The ultimate goal of pancreatic tissue engineering is to create a long-lived substitute organ to treat diabetes. However, the lack of neovascularization and the occurrence of immune response limit the efficacy of tissue-engineered pancreas after in vivo transplantation. Platelet-rich plasma (PRP) is an autologous platelet concentrate containing a large number of growth factors and immunoregulatory factors. The aim of this study was to evaluate rat pancreatic decellularized scaffold (PDS) loaded with PRP for vascularization, host inflammatory response and macrophage polarization in an animal model. The study results indicated that compared to PDS, PRP-loading PDS exhibited the enhanced mechanical properties and released growth factors in a slow and sustained manner to supplement the loss of growth factors during decellularization. In vitro, human umbilical vein endothelial cells (HUVECs) were seeded in PDS and PRP-loading PDS, and cultured in the circular perfusion system. When compared with PDS, PRP-loading PDS significantly promoted the colonization, proliferation and pro-angiogenic genes expression of cells on scaffolds. In vivo, PDS loaded with PRP then re-endothelialized with HUVECs were implanted subcutaneously in rats, which enhanced the angiogenesis of scaffolds, inhibited the host inflammatory response, and induced the polarization dominated by pro-regenerative M2 macrophages that also facilitated tissue vascular regeneration. Thus, the re-endothelialized PRP-loading PDS may represent a promising bioengineered pancreas with sustained vascularization and excellent biocompatibility.

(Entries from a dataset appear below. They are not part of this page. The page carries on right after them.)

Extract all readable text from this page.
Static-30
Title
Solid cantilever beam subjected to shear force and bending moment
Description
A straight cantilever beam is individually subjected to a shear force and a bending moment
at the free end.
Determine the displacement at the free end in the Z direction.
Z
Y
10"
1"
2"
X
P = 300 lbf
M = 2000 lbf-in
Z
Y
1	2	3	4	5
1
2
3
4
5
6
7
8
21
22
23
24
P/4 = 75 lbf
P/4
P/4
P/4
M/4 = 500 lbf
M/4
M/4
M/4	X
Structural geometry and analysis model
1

胰腺组织工程的最终目标是创造一种长寿的替代器官来治疗糖尿病。然而，缺乏新生血管和免疫反应的发生限制了组织工程胰腺在体内后的疗效。移植。富血小板血浆（PRP）是一种含有大量生长因子和免疫调节因子的自体血小板浓缩物。本研究的目的是评估负载 PRP 的大鼠胰腺脱细胞支架 (PDS) 在动物模型中的血管化、宿主炎症反应和巨噬细胞极化。研究结果表明，与PDS相比，负载PRP的PDS表现出增强的机械性能，并以缓慢而持续的方式释放生长因子，以补充脱细胞过程中生长因子的损失。在体外，人脐静脉内皮细胞 (HUVEC) 被接种在 PDS 和 PRP 负载 PDS 中，并在循环灌注系统中培养。与PDS相比，加载PRP的PDS显着促进了定植，支架上细胞的增殖和促血管生成基因表达。在体内，载有 PRP 的 PDS 然后用 HUVEC 重新内皮化植入大鼠皮下，这增强了支架的血管生成，抑制了宿主炎症反应，并诱导了由促再生 M2 巨噬细胞主导的极化，也促进了组织血管再生。因此，再内皮化的 PRP 负载 PDS 可能代表具有持续血管化和优异生物相容性的有前途的生物工程胰腺。并诱导由促再生 M2 巨噬细胞主导的极化，这也促进了组织血管再生。因此，再内皮化的 PRP 负载 PDS 可能代表具有持续血管化和优异生物相容性的有前途的生物工程胰腺。并诱导由促再生 M2 巨噬细胞主导的极化，这也促进了组织血管再生。因此，再内皮化的 PRP 负载 PDS 可能代表具有持续血管化和优异生物相容性的有前途的生物工程胰腺。